Venezuela’s annual inflation expectations for 2022 are 650%.

Hyperinflation in WEIMAR GERMANY

Weimar Germany experienced hyperinflation in the early 1920s, after the end of World War I. The Kaiser had bet a lot on winning World War I, but wound up with a huge reparations bill imposed by the Allies, as well as deficit spending to fund debts Germany incurred to pay for the war itself.

The Treaty of Versailles imposed a huge debt on Germany that could be paid only in gold or foreign currency. When the reparation debt came due, the German government printed money to buy the foreign currency required to pay them. This new money supply hit the market, the currency became worthless and prices skyrocketed.

A loaf of bread in Berlin that cost around 160 Marks at the end of 1922 cost 200,000,000,000 Marks by late 1923.

A woman in Weimar Germany feeds a stove with paper currency, which burns longer than the firewood it could purchase.

Hyperinflation reached its peak by November 1923 and ended when a new currency (the Rentenmark) was introduced. However, the political and economic instability contributed to the rise of Nazism in Germany. After World War II, the Allies chose not to impose excessive reparations, and instead took payments in machinery, manufacturing, intellectual property and labor.

Hyperinflation in ZIMBABWE

In 2007, Zimbabwe saw an explosion of hyperinflation. It was caused by a mix of factors: drought, corruption, war. The government started printing money to pay for social programs, debt to the International Monetary Fund, and military aggression in Congo. With more money chasing the same amount of goods, prices went up.

Like Weimar Germany, as the currency became worthless, the government began flooding the money supply with bills with ridiculously high numbers on them. Fun fact: Zimbabwe used the same printmakers as the printed Weimar Republic.

Between gaining independence from the British in 1980 and 2000, annual inflation in Zimbabwe ranged from 7-57%, with a baseline inflation rate of about 10%. After 2000, it was north of 100% every year, and by 2006, it was above 1000%. Then the daily and monthly inflation rates exploded.

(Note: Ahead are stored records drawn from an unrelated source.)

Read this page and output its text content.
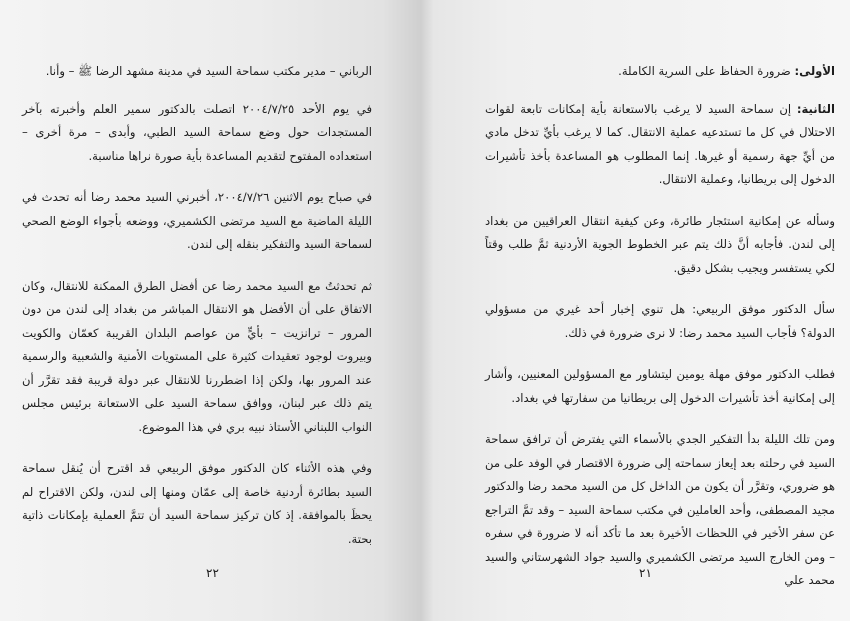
الرباني – مدير مكتب سماحة السيد في مدينة مشهد الرضا ﷺ – وأنا.

في يوم الأحد ٢٠٠٤/٧/٢٥ اتصلت بالدكتور سمير العلم وأخبرته بآخر المستجدات حول وضع سماحة السيد الطبي، وأبدى – مرة أخرى – استعداده المفتوح لتقديم المساعدة بأية صورة نراها مناسبة.

في صباح يوم الاثنين ٢٠٠٤/٧/٢٦، أخبرني السيد محمد رضا أنه تحدث في الليلة الماضية مع السيد مرتضى الكشميري، ووضعه بأجواء الوضع الصحي لسماحة السيد والتفكير بنقله إلى لندن.

ثم تحدثتُ مع السيد محمد رضا عن أفضل الطرق الممكنة للانتقال، وكان الاتفاق على أن الأفضل هو الانتقال المباشر من بغداد إلى لندن من دون المرور – ترانزيت – بأيٍّ من عواصم البلدان القريبة كعمّان والكويت وبيروت لوجود تعقيدات كثيرة على المستويات الأمنية والشعبية والرسمية عند المرور بها، ولكن إذا اضطررنا للانتقال عبر دولة قريبة فقد تقرَّر أن يتم ذلك عبر لبنان، ووافق سماحة السيد على الاستعانة برئيس مجلس النواب اللبناني الأستاذ نبيه بري في هذا الموضوع.

وفي هذه الأثناء كان الدكتور موفق الربيعي قد اقترح أن يُنقل سماحة السيد بطائرة أردنية خاصة إلى عمّان ومنها إلى لندن، ولكن الاقتراح لم يحظَ بالموافقة. إذ كان تركيز سماحة السيد أن تتمَّ العملية بإمكانات ذاتية بحتة.

٢٢

الأولى: ضرورة الحفاظ على السرية الكاملة.

الثانية: إن سماحة السيد لا يرغب بالاستعانة بأية إمكانات تابعة لقوات الاحتلال في كل ما تستدعيه عملية الانتقال. كما لا يرغب بأيِّ تدخل مادي من أيِّ جهة رسمية أو غيرها. إنما المطلوب هو المساعدة بأخذ تأشيرات الدخول إلى بريطانيا، وعملية الانتقال.

وسأله عن إمكانية استئجار طائرة، وعن كيفية انتقال العراقيين من بغداد إلى لندن. فأجابه أنَّ ذلك يتم عبر الخطوط الجوية الأردنية ثمَّ طلب وقتاً لكي يستفسر ويجيب بشكل دقيق.

سأل الدكتور موفق الربيعي: هل تنوي إخبار أحد غيري من مسؤولي الدولة؟ فأجاب السيد محمد رضا: لا نرى ضرورة في ذلك.

فطلب الدكتور موفق مهلة يومين ليتشاور مع المسؤولين المعنيين، وأشار إلى إمكانية أخذ تأشيرات الدخول إلى بريطانيا من سفارتها في بغداد.

ومن تلك الليلة بدأ التفكير الجدي بالأسماء التي يفترض أن ترافق سماحة السيد في رحلته بعد إيعاز سماحته إلى ضرورة الاقتصار في الوفد على من هو ضروري، وتقرَّر أن يكون من الداخل كل من السيد محمد رضا والدكتور مجيد المصطفى، وأحد العاملين في مكتب سماحة السيد – وقد تمَّ التراجع عن سفر الأخير في اللحظات الأخيرة بعد ما تأكد أنه لا ضرورة في سفره – ومن الخارج السيد مرتضى الكشميري والسيد جواد الشهرستاني والسيد محمد علي

٢١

Finally, defeated by rising prices, the national bank stopped issuing the Zimbabwe dollar and relied on foreign currency for years. It was one of the episodes of highest inflation seen in modern times.

As of June 2022, inflation in Zimbabwe was 191%. While that isn’t hyperinflation, it’s a lot closer than the U.S. at 9.1% and the E.U. at 8.6%).

Hyperinflation in the US

Hayek Global College professor L. Burke Files says that hyperinflation is improbable in the United States, a stable economy, and because of cost-control features made available by a global economy. 

According to Files, the ‘pressure relief valve’ for nations is the interconnected nature of the world.

Countries like Zimbabwe and Venezuela, whose central bank may print excessive amounts of money or attempt to manipulate their currency by restricting commerce, are the exceptions.